SoumenChakrabartiSoumen Chakrabarti received his B.Tech in Computer Science from the Indian Institute of Technology, Kharagpur, in 1991 and his M.S. and Ph.D. in Computer Science from the University of California, Berkeley in 1992 and 1996. At Berkeley he worked on compilers and runtime systems for running scalable parallel scientific software on message passing multiprocessors.

He was a Research Staff Member at IBM Almaden Research Center from 1996 to 1999, where he worked on the Clever Web search project and led the Focused Crawling project. In 1999 he joined the Department of Computer Science and Engineering at the Indian Institute of Technology, Bombay, where he has been an Associate professor since 2003. In Spring 2004 he was Visiting Associate professor at Carnegie-Mellon University.

He has published in the WWW, SIGIR, SIGKDD, SIGMOD, VLDB, ICDE, SODA, STOC, SPAA and other conferences as well as Scientific American, IEEE Computer, VLDB and other journals. He won the best paper award at WWW 1999. He was coauthor on the best student paper at ECML 2008. His work on keyword search in databases got the 10-year influential paper award at ICDE 2012. He holds eight US patents on Web-related inventions. He is also author of one of the earliest books on Web search and mining.

He has served as technical advisor to search companies and vice-chair or program committee member for WWW, SIGIR, SIGKDD, VLDB, ICDE, SODA and other conferences, and guest editor or editorial board member for DMKD and TKDE journals. He has served as program chair for WSDM 2008 and WWW 2010.

His current research interests include integrating, searching, and mining text and graph data models, exploiting types and relations in search, and dynamic personalization in graph-based retrieval and ranking models.

Keynote Date : January 9, 2014
Title : Interpreting Entity-oriented Queries on the Annotated Web of Objects
Abstract - Click here to view

Search engines are increasingly supplementing crawls of unstructured text on Web pages with semistructured and structured data. Annotating Web text with references to entities from a suitable catalog allows powerful queries beyond the “ten blue links” search paradigm. The coverage of the catalog is critical here. Wikipedia, with only a few million entities, provides reliable textual mentions of popular or “head” entities that can be used to train entity disambiguators and annotators. Freebase offers much larger coverage of “tail” entities, but with scant mentions.

In the first part of the talk, we will set up a framework for bootstrapping from such small to large catalogs. We propose a joint bipartite graphical inference model where entity mention disambiguation is combined with resolving types of ambiguous mentions. We report on experiments involving 780,000 people in Wikipedia, 2.3 million people in Freebase, 700 million Web pages, and over 20 professional editors. Our recall and precision are considerably better than a recent annotation data set (FACC1) released by Google using the same corpus and catalog.

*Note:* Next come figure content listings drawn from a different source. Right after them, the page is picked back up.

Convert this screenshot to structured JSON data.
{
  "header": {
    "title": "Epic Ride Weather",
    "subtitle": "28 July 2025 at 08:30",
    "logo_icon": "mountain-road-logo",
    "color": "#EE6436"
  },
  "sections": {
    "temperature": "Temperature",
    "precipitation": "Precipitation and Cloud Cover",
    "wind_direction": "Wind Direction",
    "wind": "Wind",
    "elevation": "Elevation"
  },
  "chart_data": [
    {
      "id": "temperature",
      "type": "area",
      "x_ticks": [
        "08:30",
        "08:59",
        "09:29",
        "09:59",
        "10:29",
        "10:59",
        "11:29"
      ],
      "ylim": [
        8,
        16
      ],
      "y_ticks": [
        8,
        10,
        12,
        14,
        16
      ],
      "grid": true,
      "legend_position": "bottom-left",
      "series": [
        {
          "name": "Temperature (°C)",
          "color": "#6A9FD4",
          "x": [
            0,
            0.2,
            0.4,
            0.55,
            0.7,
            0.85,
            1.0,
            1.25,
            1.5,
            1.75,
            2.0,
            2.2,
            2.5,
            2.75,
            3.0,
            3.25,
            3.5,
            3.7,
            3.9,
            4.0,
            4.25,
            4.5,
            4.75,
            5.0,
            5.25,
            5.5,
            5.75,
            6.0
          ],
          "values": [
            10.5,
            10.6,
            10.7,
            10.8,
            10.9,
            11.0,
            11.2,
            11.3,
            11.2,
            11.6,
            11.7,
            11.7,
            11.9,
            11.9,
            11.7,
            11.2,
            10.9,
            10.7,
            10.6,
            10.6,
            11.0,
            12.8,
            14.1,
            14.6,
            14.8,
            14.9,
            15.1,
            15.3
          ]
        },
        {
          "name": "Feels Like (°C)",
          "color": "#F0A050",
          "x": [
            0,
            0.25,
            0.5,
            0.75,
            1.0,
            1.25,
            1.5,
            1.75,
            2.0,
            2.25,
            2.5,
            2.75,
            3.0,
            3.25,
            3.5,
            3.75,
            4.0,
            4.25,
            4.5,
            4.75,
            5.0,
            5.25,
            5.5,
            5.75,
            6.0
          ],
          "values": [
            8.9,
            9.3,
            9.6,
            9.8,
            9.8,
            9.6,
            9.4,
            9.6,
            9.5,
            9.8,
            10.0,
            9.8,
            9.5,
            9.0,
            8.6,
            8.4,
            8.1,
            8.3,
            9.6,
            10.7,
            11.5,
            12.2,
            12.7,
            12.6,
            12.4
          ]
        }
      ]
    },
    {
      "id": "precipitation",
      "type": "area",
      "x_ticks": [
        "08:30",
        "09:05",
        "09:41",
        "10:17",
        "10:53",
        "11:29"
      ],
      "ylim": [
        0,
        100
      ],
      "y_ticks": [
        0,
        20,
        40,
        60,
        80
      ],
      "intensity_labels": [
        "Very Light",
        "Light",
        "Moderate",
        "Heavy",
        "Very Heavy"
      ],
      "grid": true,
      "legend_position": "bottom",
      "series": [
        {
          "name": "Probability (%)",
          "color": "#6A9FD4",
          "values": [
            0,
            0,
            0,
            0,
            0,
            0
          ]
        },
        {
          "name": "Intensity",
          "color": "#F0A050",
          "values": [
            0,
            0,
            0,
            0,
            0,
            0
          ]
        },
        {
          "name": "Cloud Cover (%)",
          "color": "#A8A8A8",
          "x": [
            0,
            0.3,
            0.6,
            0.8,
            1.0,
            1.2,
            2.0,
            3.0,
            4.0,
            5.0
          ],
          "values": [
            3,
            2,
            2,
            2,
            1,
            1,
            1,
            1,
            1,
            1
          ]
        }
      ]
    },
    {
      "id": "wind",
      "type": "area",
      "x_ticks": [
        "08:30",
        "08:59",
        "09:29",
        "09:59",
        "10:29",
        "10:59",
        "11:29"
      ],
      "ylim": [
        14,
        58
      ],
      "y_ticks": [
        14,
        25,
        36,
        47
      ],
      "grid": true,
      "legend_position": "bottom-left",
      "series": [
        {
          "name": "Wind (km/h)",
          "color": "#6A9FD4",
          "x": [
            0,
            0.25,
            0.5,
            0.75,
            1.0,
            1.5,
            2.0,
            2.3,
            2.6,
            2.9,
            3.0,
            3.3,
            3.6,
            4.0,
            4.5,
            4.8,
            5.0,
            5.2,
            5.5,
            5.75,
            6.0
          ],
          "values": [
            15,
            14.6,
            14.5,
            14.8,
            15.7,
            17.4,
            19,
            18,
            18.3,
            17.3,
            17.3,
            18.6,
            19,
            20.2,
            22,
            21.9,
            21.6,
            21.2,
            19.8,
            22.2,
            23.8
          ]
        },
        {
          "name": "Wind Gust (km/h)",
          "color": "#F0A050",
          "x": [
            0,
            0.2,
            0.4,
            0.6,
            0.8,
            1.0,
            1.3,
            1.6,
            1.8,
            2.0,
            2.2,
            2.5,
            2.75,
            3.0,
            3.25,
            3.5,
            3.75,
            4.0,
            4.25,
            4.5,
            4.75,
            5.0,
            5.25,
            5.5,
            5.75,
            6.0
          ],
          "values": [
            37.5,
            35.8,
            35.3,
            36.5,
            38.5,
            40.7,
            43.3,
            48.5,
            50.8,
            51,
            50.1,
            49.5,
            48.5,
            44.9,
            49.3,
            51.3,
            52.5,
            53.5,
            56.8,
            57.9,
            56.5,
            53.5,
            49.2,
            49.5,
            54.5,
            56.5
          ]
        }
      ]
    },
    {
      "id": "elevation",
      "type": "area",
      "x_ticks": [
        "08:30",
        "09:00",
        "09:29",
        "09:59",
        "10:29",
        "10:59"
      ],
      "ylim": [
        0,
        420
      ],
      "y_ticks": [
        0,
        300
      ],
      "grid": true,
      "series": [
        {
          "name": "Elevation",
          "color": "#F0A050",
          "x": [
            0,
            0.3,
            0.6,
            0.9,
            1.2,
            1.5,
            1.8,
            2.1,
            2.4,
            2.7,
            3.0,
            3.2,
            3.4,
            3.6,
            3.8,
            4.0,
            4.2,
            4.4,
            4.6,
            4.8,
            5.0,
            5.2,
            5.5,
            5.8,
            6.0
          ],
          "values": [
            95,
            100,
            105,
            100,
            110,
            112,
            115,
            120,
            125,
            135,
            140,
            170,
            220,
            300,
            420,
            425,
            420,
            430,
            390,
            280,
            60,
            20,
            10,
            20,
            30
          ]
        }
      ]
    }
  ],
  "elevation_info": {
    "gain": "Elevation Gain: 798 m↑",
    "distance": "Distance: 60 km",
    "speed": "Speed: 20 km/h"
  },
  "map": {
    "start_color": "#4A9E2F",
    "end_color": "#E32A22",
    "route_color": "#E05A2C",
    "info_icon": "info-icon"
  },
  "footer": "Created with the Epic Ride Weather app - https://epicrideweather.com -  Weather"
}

In the second part we give new models for analyzing and executing queries that seek entitles by specifying a target type, e.g., scientists who played the violin. Different query tokens have different purposes. We show that query interpretation is greatly improved by adopting a holistic model that incorporates corpus statistics and ranks responses jointly. We give new query processing algorithms that account for uncertainty in query interpretation. Experiments involving 500 million Web pages, 200 thousand types from Wikipedia, and 700 entity-seeking queries establish the efficacy of our approach.